We have been praying a lot for the Renew My Church process: for St. Mary of the Angels, the three other parishes in our grouping, as well as for the whole Archdiocese of Chicago: we introduced the Renew My Church prayer into our Mass petitions four or five years ago, we have been praying the Memorare after Mass for and individually (people have committed to say 2,500 daily Memorares for our parish). We also composed a prayer to St. Joseph to guide our parish leadership toward effective evangelization and vitality.
Prayer is all-powerful. We believe this because our Lord himself told us so: “Whatever you ask in my name, I will do it, that the Father may be glorified in the Son; if you ask anything in my name, I will do it… Truly, truly, I say to you, if you ask anything of the Father, he will give it to you in my name.” (John 14:13-14; 16:23).
Jesus taught us to pray the Our Father, which is a prayer to do the Father’s will. This means that my prayer should go beyond myself and my particular wants, to seek a common good with the Father. As Jesus approached his deadly passion, he prayed: “‘Now is my soul troubled. And what shall I say? “Father, save me from this hour?” No, for this purpose I have come to this hour. Father, glorify thy name.’ Then a voice came from heaven, ‘I have glorified it, and I will glorify it again’” (John 12:27-28). Jesus would continue that prayer in his agony in the garden:
“[At] a place called Gethsemane, [Jesus] said to his disciples, ‘Sit here, while I go yonder and pray.’ And taking with him Peter and the two sons of Zebedee, he began to be sorrowful and troubled. Then he said to them, ‘My soul is very sorrowful, even to death; remain here, and watch with me.’ And going a little farther he fell on his face and prayed, ‘My Father, if it be possible, let this cup pass from me; nevertheless, not as I will, but as thou wilt.’ And he came to the disciples and found them sleeping… Again, for the second time, he went away and prayed, ‘My Father, if this cannot pass unless I drink it, thy will be done.’ And again he came and found them sleeping, for their eyes were heavy. So, leaving them again, he went away and prayed for the third time, saying the same words” (Matthew 26:36-46).
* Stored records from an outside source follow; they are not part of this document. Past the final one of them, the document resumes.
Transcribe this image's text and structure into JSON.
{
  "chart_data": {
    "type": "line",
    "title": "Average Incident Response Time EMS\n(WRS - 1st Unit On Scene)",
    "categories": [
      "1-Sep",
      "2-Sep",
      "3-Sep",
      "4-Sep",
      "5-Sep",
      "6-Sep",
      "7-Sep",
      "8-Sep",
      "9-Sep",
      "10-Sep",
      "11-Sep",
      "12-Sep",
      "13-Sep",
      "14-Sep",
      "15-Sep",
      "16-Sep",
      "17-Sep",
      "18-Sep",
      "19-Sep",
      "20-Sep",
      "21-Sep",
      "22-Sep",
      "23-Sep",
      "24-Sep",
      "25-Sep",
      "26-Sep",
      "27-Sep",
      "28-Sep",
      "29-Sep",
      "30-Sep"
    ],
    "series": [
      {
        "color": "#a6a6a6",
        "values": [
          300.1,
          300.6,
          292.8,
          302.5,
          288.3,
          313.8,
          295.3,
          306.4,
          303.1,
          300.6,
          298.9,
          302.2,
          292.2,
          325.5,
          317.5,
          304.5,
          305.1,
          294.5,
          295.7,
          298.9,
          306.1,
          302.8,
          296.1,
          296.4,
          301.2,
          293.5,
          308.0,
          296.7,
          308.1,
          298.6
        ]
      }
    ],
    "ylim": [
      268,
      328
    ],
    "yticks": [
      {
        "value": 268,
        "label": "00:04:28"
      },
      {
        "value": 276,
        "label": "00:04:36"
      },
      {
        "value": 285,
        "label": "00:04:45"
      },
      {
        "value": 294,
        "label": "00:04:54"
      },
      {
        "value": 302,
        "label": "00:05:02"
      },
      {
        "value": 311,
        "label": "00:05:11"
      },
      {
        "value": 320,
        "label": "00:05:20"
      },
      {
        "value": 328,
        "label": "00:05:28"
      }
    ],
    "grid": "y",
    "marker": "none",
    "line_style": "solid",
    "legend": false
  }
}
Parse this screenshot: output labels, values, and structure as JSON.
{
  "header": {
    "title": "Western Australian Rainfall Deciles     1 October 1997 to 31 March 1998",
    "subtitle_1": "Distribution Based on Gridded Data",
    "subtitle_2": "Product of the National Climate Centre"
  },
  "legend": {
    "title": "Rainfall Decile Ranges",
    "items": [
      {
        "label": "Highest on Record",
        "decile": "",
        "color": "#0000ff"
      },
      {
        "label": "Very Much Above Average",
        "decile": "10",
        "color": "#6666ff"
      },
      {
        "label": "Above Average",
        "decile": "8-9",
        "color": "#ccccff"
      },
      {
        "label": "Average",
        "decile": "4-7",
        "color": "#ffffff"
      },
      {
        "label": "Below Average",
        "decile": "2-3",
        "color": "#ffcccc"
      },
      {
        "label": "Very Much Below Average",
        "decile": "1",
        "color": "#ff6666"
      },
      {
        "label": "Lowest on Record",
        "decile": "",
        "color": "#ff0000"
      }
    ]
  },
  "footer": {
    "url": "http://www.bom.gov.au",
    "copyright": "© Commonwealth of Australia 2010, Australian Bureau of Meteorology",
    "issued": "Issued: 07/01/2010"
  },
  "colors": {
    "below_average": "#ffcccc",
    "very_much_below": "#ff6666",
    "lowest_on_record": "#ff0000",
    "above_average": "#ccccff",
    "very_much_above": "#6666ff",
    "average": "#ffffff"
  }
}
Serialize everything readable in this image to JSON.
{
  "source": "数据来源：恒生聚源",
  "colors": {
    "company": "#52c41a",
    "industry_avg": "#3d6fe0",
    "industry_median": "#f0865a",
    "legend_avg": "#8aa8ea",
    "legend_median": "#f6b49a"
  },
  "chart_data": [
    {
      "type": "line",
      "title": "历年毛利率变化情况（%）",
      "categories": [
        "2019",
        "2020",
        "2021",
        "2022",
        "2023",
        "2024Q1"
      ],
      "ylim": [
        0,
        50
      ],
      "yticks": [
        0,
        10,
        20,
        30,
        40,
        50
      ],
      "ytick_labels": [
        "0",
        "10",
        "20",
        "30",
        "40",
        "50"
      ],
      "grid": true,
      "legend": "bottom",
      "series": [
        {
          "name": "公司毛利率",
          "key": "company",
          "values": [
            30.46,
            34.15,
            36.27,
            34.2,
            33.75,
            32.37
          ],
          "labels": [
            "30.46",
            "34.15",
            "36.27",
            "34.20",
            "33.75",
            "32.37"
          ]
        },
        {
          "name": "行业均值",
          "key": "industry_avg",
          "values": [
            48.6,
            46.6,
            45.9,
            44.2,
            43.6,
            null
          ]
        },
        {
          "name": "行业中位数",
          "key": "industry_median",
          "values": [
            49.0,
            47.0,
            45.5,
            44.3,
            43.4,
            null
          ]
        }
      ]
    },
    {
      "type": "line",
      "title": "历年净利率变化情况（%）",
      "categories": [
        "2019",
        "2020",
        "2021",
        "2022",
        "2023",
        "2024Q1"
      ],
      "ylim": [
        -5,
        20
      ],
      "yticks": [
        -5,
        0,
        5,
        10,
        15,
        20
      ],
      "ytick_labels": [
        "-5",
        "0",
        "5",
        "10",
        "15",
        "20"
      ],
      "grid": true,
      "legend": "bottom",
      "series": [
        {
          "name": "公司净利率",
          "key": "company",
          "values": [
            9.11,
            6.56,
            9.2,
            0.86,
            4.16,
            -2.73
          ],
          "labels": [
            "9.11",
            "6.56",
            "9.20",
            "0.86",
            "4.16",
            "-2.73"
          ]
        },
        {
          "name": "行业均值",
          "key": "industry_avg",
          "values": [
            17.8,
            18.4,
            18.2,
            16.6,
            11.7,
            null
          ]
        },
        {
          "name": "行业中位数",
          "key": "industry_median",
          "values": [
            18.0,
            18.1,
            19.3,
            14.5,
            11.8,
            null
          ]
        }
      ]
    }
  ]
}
Jesus asked that the cup of suffering be taken away, but only if be the Father’s will. Even nailed to the Cross, Jesus teaches us to pray: “And when they came to the place which is called The Skull, there they crucified him, and the criminals, one on the right and one on the left. And Jesus said, ‘Father, forgive them; for they know not what they do’… Then Jesus, crying with a loud voice, said, ‘Father, into thy hands I commit my spirit!’ And having said this he breathed his last” (Luke 23:33-34, 46).
Some may think that God the Father failed to grant his Son’s prayer. But the Father granted his prayer, not before but after the cross, raising him from the dead. This was the answer that went way beyond everyone’s expectation, fruit of his Son’s obedience to the Father, obedience unto death, even death on the Cross (cf. Philippians 2:8).
Let’s learn from the Master to embrace God’s will—this is what we have been praying for—and ready ourselves to launch out into the deep with a new Pentecost, alongside our Blessed Mother, to bring people to Jesus Christ as did the apostles 2,000 years ago. So, as we await the Renew My Church decision tomorrow, we pray: “Father, not my will but your will be done.”